I'm looking forward to implement a somewhat intelligent MQ comms module, which should be tolerant for the outages in the network connection. Basically it should try to reconnect each 5 seconds if connection was lost.
The problem is the following. I use the following code for reading:
queueMessage = new MQMessage();
queueMessage.Format = MQC.MQFMT_STRING;
queueGetMessageOptions = new MQGetMessageOptions();
queueGetMessageOptions.Options = MQC.MQGMO_SYNCPOINT + MQC.MQGMO_WAIT + MQC.MQGMO_FAIL_IF_QUIESCING;
queueGetMessageOptions.WaitInterval = 50;
producerQueue.Get(queueMessage, queueGetMessageOptions);
msg = queueMessage.ReadBytes(queueMessage.MessageLength);
(Of course I successfully connect to the queuemanager before etc.)
I got the following issue: when this routine runs, but at the time of .Get there's no connection, the code simply hangs and stays in the .Get.

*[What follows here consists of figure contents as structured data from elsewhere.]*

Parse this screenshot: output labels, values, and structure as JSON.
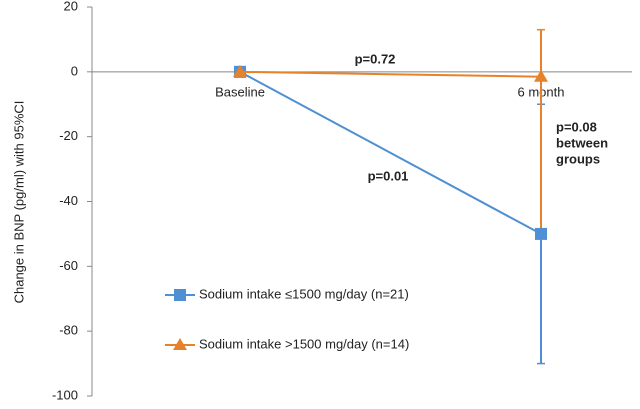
{
  "chart_data": {
    "type": "line",
    "y_label": "Change in BNP (pg/ml) with 95%CI",
    "categories": [
      "Baseline",
      "6 month"
    ],
    "series": [
      {
        "name": "Sodium intake ≤1500  mg/day (n=21)",
        "color": "#4f8fd3",
        "marker": "square",
        "values": [
          0,
          -50
        ],
        "ci_low": [
          null,
          -90
        ],
        "ci_high": [
          null,
          -10
        ]
      },
      {
        "name": "Sodium intake >1500  mg/day (n=14)",
        "color": "#e8822a",
        "marker": "triangle",
        "values": [
          0,
          -1.5
        ],
        "ci_low": [
          null,
          -50
        ],
        "ci_high": [
          null,
          13
        ]
      }
    ],
    "annotations": [
      [
        "p=0.72"
      ],
      [
        "p=0.01"
      ],
      [
        "p=0.08",
        "between",
        "groups"
      ]
    ],
    "ylim": [
      -100,
      20
    ],
    "yticks": [
      20,
      0,
      -20,
      -40,
      -60,
      -80,
      -100
    ],
    "legend": "lower-left"
  }
}
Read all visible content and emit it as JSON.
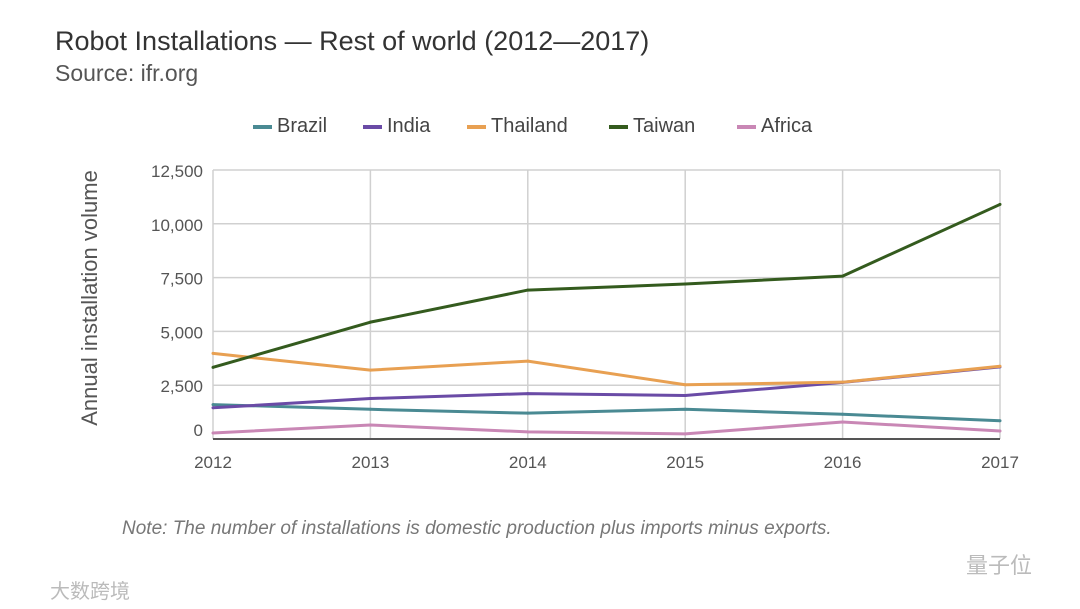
{
  "chart_data": {
    "type": "line",
    "title": "Robot Installations — Rest of world (2012—2017)",
    "subtitle": "Source: ifr.org",
    "xlabel": "",
    "ylabel": "Annual installation volume",
    "x": [
      "2012",
      "2013",
      "2014",
      "2015",
      "2016",
      "2017"
    ],
    "ylim": [
      0,
      12500
    ],
    "yticks": [
      0,
      2500,
      5000,
      7500,
      10000,
      12500
    ],
    "ytick_labels": [
      "0",
      "2,500",
      "5,000",
      "7,500",
      "10,000",
      "12,500"
    ],
    "grid": true,
    "legend_position": "top",
    "series": [
      {
        "name": "Brazil",
        "color": "#4a8a93",
        "values": [
          1600,
          1380,
          1200,
          1380,
          1150,
          850
        ]
      },
      {
        "name": "India",
        "color": "#6a4ba6",
        "values": [
          1450,
          1880,
          2110,
          2020,
          2630,
          3350
        ]
      },
      {
        "name": "Thailand",
        "color": "#e8a052",
        "values": [
          3980,
          3200,
          3620,
          2520,
          2640,
          3380
        ]
      },
      {
        "name": "Taiwan",
        "color": "#345b1e",
        "values": [
          3330,
          5430,
          6920,
          7200,
          7570,
          10900
        ]
      },
      {
        "name": "Africa",
        "color": "#c987b5",
        "values": [
          280,
          650,
          330,
          240,
          790,
          370
        ]
      }
    ],
    "note": "Note: The number of installations is domestic production plus imports minus exports."
  },
  "watermarks": {
    "right": "量子位",
    "left": "大数跨境"
  }
}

I use a timer to see if there's a timeout (in theory even that shouldn't be necessary, is that right?) and at the timeout I try to reconnect. BUT when this timeout expires, I still see that the queuemanager reports that it's connected, while its clearly not (no physical connection is present anymore). This issue has popped up since I use SYNCPOINT, and I experience the same when I cut connection during writing, or in this case I try to force a Disconnect on the queuemanager. So please help, what settings shall I use to avoid getting stuck in Get and Put and rather have an MQException thrown or something controllable?
Thanks!
UPDATE: I used the following code to connect to the QueueManager.
Hashtable props = new Hashtable();
props.Add(MQC.HOST_NAME_PROPERTY, Host);
props.Add(MQC.PORT_PROPERTY, Port);
props.Add(MQC.CHANNEL_PROPERTY, ChannelInfo);
if(User!="") props.Add(MQC.USER_ID_PROPERTY, User);
if(Password!="") props.Add(MQC.PASSWORD_PROPERTY, Password);
props.Add(MQC.TRANSPORT_PROPERTY, MQC.TRANSPORT_MQSERIES_MANAGED);
queueManager = new MQQueueManager(QueueManagerName, props);
producerQueue = queueManager.AccessQueue(
ProducerQueueName,
MQC.MQOO_INPUT_AS_Q_DEF // open queue for input
+ MQC.MQOO_FAIL_IF_QUIESCING); // but not if MQM stopping
consumerQueue = queueManager.AccessQueue(
ConsumerQueueName,
MQC.MQOO_OUTPUT + MQC.MQOO_BROWSE + MQC.MQOO_INPUT_AS_Q_DEF // open queue for output
+ MQC.MQOO_FAIL_IF_QUIESCING); // but not if MQM stopping
Needless to say that normally the code works well. Read/Write, connect/disconnect works as it should, I only have to figure out the current issue.
Thanks!
What version of MQ are you using? For automatic reconnection to work the queue manager need to be at least at MQ v701 and MQ .NET client needs to be a MQ v7.1 level.
Assuming you are using MQ v7.1 .NET client, you need to specify reconnect option during connection create. You will need to enable reconnection by adding something like:
props.Add(MQC.CONNECT_OPTIONS_PROPERTY, MQC.MQCNO_RECONNECT);
Reconnection can be enabled/disabled from mqclient.ini file also.
But what is surprising is why the Get/Put are hanging when there is no network connection. Hope you are not connecting a queue manager running on the same machine as your application. There is no need to set any timer or something like that. You can issue MQ calls and if there is anything wrong with connection, an exception will be thrown.
Update:
I think you are referring to IsConnected property of MQQueueManager class. The documentation says the value of this property: "If true, a connection to the queue manager has been made, and is not known to be broken. Any calls to IsConnected do not actively attempt to reach the queue manager, so it is possible that physical connectivity can break, but IsConnected can still return true. The IsConnected state is only updated when activity, for example, putting a message, getting a message, is performed on the queue manager.
If false, a connection to the queue manager has not been made, or has been broken, or has been disconnected."
As you can see a True value does not mean the connection is still ON. My suggestion would be to call a method, Put/Get and handle any exception thrown.
Put/Get/Disconnect calls hanging appears to be a problem. My suggestion would be raise a PMR with IBM.